New Mexico chile selected to be grown in space
NEW MEXICO (AP) — It’ll be one giant leap for chile-kind.
A hybrid version of a New Mexico chile plant has been selected to be grown in space as part of a NASA experiment.
The chile, from Española, New Mexico, is tentatively scheduled to be launched to the International Space Station for testing in March 2020, the
Albuquerque Journal reports. A NASA group testing how to produce food beyond the Earth’s atmosphere and the chile plant was created with input from Jacob Torres — an Española native and NASA researcher.
Torres said the point of sending the chiles into space is to demonstrate how NASA’s Advanced Plant Habitat — which recreates environmental needs for plant growth like Co2, humidity and lighting — works not only for leafy greens, but for fruiting crops, as well.
“Which means that if we do go on a deep space mission, or we do go to the moon or a mission to Mars, we will have to figure out a way to supplement our diets,” he said.
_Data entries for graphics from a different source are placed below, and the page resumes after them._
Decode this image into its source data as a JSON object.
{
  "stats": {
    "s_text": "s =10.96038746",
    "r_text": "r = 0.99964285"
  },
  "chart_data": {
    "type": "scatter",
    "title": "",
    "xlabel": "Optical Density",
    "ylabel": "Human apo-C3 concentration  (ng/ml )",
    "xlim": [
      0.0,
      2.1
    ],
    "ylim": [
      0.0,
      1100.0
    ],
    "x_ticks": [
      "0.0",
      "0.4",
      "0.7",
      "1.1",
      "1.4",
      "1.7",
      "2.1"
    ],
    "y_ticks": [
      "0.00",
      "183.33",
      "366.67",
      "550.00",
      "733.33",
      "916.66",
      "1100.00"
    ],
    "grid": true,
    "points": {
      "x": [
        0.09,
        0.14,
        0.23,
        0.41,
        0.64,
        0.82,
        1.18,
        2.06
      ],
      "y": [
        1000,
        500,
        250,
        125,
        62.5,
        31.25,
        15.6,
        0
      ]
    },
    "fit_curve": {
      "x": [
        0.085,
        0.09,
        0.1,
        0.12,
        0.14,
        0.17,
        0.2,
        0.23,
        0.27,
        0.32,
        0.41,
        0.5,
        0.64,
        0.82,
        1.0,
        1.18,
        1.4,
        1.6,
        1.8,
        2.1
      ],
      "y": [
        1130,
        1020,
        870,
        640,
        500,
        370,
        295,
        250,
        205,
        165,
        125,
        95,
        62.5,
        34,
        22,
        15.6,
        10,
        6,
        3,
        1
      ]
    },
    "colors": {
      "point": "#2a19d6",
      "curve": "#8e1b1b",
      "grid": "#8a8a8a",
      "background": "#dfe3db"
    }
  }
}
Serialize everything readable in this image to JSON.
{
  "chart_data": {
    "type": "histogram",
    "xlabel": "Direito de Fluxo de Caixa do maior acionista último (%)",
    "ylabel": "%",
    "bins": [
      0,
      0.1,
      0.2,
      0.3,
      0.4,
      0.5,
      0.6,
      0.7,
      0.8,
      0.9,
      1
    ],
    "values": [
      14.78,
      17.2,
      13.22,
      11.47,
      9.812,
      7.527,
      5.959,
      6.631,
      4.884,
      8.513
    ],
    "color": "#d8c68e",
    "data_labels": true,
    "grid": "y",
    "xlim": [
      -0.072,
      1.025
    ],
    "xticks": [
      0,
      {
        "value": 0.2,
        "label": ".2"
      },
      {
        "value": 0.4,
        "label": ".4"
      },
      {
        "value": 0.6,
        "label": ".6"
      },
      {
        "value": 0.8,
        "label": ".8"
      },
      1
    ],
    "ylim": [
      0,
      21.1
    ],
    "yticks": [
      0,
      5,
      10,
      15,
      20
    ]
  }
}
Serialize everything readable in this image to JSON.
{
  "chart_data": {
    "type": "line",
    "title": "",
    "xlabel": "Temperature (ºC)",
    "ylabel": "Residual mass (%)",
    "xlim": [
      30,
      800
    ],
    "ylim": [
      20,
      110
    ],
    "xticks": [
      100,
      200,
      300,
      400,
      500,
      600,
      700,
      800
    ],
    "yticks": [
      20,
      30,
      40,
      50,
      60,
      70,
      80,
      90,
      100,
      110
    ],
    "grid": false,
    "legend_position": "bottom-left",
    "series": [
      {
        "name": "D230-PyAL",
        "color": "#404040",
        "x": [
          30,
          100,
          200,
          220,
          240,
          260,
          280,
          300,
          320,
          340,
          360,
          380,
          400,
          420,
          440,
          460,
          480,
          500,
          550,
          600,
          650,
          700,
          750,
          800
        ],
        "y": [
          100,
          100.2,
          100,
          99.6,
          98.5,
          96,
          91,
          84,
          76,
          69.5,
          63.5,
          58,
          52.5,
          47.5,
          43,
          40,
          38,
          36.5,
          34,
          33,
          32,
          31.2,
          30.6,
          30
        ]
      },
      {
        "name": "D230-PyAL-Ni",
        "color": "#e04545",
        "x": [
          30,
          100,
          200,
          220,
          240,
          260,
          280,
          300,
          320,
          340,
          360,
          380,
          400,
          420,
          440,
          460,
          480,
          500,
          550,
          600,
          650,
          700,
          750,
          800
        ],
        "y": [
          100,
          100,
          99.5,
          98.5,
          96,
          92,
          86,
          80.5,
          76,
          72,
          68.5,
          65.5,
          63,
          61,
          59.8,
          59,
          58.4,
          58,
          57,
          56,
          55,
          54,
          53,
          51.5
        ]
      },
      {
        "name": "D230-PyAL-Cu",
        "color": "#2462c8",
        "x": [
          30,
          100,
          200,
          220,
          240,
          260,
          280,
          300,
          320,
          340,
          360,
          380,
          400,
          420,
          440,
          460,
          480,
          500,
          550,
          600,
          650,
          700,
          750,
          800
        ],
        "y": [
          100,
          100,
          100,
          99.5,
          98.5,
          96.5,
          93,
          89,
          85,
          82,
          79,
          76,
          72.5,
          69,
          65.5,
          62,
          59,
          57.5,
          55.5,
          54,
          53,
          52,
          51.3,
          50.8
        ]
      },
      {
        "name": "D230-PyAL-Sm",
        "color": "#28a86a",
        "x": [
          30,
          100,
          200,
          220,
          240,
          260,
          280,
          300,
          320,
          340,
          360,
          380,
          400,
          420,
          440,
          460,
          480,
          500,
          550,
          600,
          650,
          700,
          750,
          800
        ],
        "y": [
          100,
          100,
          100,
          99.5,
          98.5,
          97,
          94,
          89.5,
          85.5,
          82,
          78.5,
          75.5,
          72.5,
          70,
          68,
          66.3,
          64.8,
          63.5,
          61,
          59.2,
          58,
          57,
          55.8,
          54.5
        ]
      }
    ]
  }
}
“Understanding how to grow plants to supplement the astronaut’s diet would be essential to our mission to going to Mars. So that kind of fuels our research that we’re doing now.”
The “Española Improved” chile plant is a cross between a northern New Mexico seed and the popular Sandia seed from the Hatch Valley.
It will be the first fruiting plant that the US will grow aboard the Space Station.
NASA’s astronauts have previously grown greens, and a zinnia bloomed in space in 2016.